Mr Parker speaks of using the 24-hour clock instead of 12 hours, questioning the very fundamentals of down time, not for people, but for the infrastructure people have already built that sits, lights off and locked up, for at least half of each day.
“We can use our infrastructure better to immediately improve our profit margins,” he said, with the sound of passing traffic underlining his initial rational statement.
“What we are doing without questioning these scenarios is not a sustainable use of resources, we need to start thinking about integrated businesses. What are the activities that can begin when another ends?” he said.
As the Armidale Q&A forum progressed Mr Parker took notes of key words and recurring themes that presented themselves among both panelists and speakers from the floor.

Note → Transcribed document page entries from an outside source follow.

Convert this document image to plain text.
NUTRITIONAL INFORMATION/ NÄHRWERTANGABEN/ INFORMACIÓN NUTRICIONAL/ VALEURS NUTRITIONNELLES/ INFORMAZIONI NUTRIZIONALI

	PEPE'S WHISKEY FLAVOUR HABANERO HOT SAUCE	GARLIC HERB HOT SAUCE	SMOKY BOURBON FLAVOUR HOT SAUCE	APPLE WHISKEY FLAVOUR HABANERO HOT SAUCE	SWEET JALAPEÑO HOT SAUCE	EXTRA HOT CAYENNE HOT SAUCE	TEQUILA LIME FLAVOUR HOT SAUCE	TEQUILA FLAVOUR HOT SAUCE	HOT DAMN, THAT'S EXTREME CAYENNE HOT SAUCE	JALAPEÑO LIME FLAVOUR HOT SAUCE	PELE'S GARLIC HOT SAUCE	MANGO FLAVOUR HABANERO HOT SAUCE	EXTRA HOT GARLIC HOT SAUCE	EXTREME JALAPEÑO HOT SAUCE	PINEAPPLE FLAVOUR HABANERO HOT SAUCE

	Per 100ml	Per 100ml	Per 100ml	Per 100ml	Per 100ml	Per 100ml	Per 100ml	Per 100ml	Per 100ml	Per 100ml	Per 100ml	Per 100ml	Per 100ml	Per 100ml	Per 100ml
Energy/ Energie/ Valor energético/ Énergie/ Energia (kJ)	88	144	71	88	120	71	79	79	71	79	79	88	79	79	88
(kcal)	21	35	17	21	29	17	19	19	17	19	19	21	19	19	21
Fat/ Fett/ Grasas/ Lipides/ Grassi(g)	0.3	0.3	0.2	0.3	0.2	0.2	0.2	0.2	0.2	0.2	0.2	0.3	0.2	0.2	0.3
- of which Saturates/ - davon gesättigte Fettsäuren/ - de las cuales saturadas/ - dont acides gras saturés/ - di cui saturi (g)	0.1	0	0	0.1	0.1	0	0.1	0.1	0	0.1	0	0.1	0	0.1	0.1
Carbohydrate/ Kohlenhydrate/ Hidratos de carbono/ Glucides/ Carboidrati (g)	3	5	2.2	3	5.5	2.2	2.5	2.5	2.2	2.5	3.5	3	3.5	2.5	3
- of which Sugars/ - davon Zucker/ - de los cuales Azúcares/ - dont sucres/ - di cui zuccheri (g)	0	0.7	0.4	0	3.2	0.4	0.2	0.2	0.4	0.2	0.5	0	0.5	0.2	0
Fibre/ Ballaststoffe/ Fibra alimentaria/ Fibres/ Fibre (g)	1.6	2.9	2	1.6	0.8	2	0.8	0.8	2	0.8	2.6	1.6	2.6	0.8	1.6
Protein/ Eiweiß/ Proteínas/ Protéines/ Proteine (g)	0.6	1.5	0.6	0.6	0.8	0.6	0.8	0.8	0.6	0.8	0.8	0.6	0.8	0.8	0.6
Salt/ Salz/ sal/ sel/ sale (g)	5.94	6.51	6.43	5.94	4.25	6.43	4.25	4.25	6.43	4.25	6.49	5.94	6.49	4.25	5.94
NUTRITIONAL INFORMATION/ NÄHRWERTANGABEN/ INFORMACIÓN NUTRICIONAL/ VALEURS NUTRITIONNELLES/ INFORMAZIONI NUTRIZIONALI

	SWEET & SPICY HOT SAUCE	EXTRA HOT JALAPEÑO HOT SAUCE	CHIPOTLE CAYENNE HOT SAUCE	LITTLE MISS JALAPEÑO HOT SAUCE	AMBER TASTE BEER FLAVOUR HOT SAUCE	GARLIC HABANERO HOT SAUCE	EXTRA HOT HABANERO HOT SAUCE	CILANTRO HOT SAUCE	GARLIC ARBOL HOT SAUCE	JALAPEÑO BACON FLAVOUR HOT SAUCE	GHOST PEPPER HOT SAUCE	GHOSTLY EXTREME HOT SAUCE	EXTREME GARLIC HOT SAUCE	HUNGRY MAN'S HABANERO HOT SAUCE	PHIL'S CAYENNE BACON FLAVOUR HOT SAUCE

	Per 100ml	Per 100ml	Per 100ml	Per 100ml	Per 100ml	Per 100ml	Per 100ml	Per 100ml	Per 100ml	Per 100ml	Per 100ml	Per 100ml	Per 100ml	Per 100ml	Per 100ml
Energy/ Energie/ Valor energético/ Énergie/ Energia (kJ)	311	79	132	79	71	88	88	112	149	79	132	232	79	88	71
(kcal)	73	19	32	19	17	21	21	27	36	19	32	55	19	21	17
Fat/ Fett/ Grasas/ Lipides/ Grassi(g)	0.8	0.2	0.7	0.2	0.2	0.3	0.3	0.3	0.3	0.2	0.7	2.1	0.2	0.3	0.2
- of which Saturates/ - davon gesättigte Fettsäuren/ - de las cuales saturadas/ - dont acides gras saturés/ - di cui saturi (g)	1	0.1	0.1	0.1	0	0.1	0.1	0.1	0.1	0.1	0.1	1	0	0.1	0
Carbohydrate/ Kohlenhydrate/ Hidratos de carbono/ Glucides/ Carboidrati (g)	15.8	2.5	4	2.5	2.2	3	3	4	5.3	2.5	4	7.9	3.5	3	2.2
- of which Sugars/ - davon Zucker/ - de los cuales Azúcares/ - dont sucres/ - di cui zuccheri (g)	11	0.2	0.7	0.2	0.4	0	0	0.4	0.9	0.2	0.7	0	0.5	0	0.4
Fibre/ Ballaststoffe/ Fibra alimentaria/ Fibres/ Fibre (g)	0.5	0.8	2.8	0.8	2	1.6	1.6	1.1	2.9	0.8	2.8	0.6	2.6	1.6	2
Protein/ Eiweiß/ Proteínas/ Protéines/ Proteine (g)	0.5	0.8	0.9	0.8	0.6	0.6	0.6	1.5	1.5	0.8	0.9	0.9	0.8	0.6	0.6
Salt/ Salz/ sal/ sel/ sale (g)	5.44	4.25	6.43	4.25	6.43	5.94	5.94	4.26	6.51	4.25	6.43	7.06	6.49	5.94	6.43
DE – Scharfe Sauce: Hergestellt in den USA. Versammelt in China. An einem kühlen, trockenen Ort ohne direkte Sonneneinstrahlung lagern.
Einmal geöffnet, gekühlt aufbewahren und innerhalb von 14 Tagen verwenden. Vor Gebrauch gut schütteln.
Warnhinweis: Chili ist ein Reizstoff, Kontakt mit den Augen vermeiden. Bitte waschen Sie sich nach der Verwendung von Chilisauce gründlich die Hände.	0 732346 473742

These he will use to help forge common ground and highlight principles that people already agree on, but perhaps haven’t yet realised how in agreeance they are.
It is the same principles he uses in schools in western NSW, or among divided representatives of the international community when it comes to negotiating change and leadership to facilitate “sensitive conversations”.
Already, he said, he believed people from the forum were thinking differently about the question: Where to from here?
“This is part of a really important process.”
Already discussions are underway for some Armidale participants to regroup and continue discussion methods of helping to revitalise regional communities.
Judging from the enthusiasm and determination from a compulsive scientist, we have not heard the last from Mr Parker.